Spider Beam will be erected on 10 meter`s height in the next few minutes
In hindsight, the Ontario QSO Party was great, I especially enjoyed the by multi-hours
EU`s and W`s pile-ups on 40-20-15 meters. Multiplier on low bands was collected mostly
by Patrick VE3HZQ. Last hour was remarkable as well – Igor VE3KAO did a lot W6 on
10 meters CW.
Igor VE3KAO doing W6 on 10 meters CW
I would like to give my thanks to the W6-clubs – their activity was very helpful during
OnQP. The miserable weather and difficulty setting up aside, our LOG counted 1690 QSO`s
at the end of Ontario QSO Party.
Igor VE3ZF: Ontario QSO Party 2014 well done!
On top of that, not even hours after OnQP finished, Murphy’s Law once again demonstrated the degree to which it is a tangible force to be reckoned with, by raising the temperature into the positives and beginning to melt the mounds of snow. It was unfortunate that for entire week I had to put up with the sometimes difficult weather conditions that had befallen me, but at the end of it I feel accomplished knowing I got the results by my own abilities and will power.

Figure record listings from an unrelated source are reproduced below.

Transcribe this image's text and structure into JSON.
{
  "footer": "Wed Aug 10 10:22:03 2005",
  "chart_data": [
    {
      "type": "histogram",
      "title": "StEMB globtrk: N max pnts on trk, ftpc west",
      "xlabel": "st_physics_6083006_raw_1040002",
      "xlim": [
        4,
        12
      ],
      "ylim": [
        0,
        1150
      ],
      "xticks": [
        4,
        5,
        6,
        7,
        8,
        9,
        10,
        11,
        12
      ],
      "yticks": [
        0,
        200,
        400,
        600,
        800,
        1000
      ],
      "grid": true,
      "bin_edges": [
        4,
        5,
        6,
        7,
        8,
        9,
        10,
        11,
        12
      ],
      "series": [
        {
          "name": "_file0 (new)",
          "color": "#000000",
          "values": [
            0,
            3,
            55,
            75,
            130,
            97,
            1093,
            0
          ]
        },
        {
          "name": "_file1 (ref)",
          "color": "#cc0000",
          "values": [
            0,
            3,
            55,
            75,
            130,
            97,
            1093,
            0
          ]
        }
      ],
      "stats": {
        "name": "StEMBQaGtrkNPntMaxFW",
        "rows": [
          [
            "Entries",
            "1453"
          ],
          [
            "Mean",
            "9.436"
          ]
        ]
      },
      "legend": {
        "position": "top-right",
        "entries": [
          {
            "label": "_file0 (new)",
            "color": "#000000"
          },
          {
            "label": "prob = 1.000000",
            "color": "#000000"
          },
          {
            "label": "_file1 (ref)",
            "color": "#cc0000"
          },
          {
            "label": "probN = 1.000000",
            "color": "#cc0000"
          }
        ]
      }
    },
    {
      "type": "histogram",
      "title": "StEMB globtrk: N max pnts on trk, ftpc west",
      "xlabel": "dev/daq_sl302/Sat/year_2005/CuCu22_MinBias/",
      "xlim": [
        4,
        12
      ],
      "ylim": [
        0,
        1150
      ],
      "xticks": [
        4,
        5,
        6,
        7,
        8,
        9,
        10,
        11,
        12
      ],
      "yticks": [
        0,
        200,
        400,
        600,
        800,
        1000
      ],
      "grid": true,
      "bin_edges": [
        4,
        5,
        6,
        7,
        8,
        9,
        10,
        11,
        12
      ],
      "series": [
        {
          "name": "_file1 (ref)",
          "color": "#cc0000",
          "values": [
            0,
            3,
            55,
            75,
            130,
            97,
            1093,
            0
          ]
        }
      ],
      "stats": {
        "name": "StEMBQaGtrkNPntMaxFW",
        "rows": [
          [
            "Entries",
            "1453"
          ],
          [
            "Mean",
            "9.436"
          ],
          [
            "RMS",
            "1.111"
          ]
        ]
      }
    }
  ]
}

Team VE3ZF: Igor VE3ZF, Pat VE3HZQ and Igor VE3KAO
I would to thank Max VE3CCN for his great help during preparation to our expedition.
Also thanks to all, who called us during Ontario QSO Party 2014 and see you next year!
Without snowshoes antenna`s installation was impossible!
Sunset on Manitoulin Island
And some time later:
At the Annual Contest Club Ontario 2014 BBQ meeting team VE3ZF was awarded for Over All 1st place in OnQP 2014.